Record crops: California's growers enjoyed near-record revenue for their crops last year, despite dropping their harvest by 640,000 acres. Agricultural employment soared to a record 417,000 jobs, largely because gains in the Central Coast, deserts and Sacramento River Valley overcame losses in the San Joaquin Valley, according to a report by the nonprofit Pacific Institute. The somewhat paradoxical near-record revenue and job growth at a time when harvested acreage dropped to a 15-year low can be explained by growers adopting more efficient use of water and converting to higher-value crops such as nuts, according to the study.

Netflix goes Hollywood: Netflix is loading up its truck and moving to Hollywood. The Los Gatos, Calif., company will move its SoCal operations from Beverly Hills to the center of action in Hollywood by 2017. The video streaming service signed a long-term lease at the 14-story Icon Building at Sunset Bronson Studios. The marquee high-rise office tower from Hudson Pacific Properties is under construction on the studio lot on Sunset Boulevard. Netflix is expected to occupy just over 200,000 square feet — the largest office lease signed in Hollywood in terms of square feet. It doubles Netflix's L.A.-area office space.

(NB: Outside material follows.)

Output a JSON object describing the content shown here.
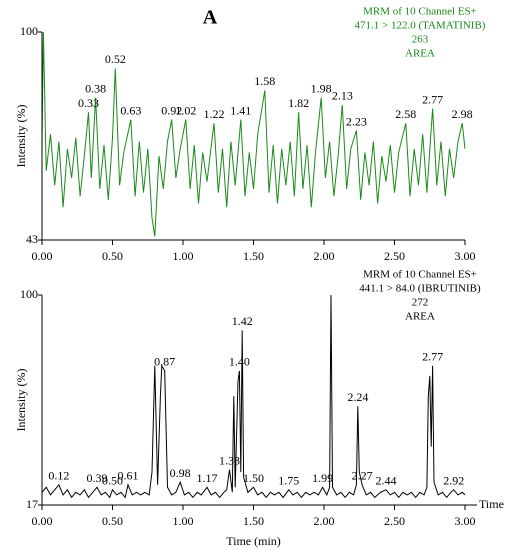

Vineyard purchase: E&J Gallo Winery has purchased Talbott Vineyards, extending its presence on the state's Central Coast and adding another premium estate brand to its portfolio. Details of the deal were not disclosed. It will include Robb Talbott's original winery and tasting room in Carmel Valley as well as the 525-acre Sleepy Hollow Vineyard he purchased in 1994, according to Gallo. Talbott said he was "confident that the future for Talbott Vineyards will be secured" by Gallo. The move comes on the heels of Gallo's purchase last month of Asti and the Souverain brand, and the March purchase of J Vineyards and Winery, both in Sonoma County.

What We’re Reading

And some recent stories from other publications that caught our eye:

Katrina aftermath: The website FiveThirtyEight.com explores the aftermath of Hurricane Katrina and how the storm affected New Orleans’ black middle class. “Black New Orleanians are less likely to be working than when the storm hit in 2005 and are more likely to be living in poverty,” it says. “Black household incomes, adjusted for inflation, have fallen. And the earnings gap between black and white residents has grown.”

Burning Man: The annual Burning Man festival presents itself as a socialist utopia, bringing thousands of people to an empty desert to create an alternative society. But the quarterly mag Jacobin says capitalists have embraced the event. One venture capitalist threw a $16,500-per-head networking party at the festival last year.

Bottled water: The Wall Street Journal takes a gulp of the bottled-water industry, which is doing just fine, thank you very much. Despite obvious drawbacks — the plastic and the extra cost for something essentially free out of the tap — U.S. bottled-water volume rose 7% last year. That puts it on track to outsell soda by 2017.

Fiorina remembered: USA Today tech writer Jon Swartz recalls his time covering Carly Fiorina’s tenure as CEO of Hewlett-Packard. Fiorina repeatedly has cited her business record as a cornerstone of her candidacy for the Republican presidential nomination. “Fiorina ran a company all right — into the ground,” Swartz writes.

Wi-Fi sticker shock: The New York Times examines the sticker shock many travelers experience when they connect to in-flight Wi-Fi. Prices for a trip from Los Angeles to New York, say, can run as high as $40, compared with just $18 a few years ago. “We’re starting to have millions of users, so it’s getting more and more congested,” one provider said.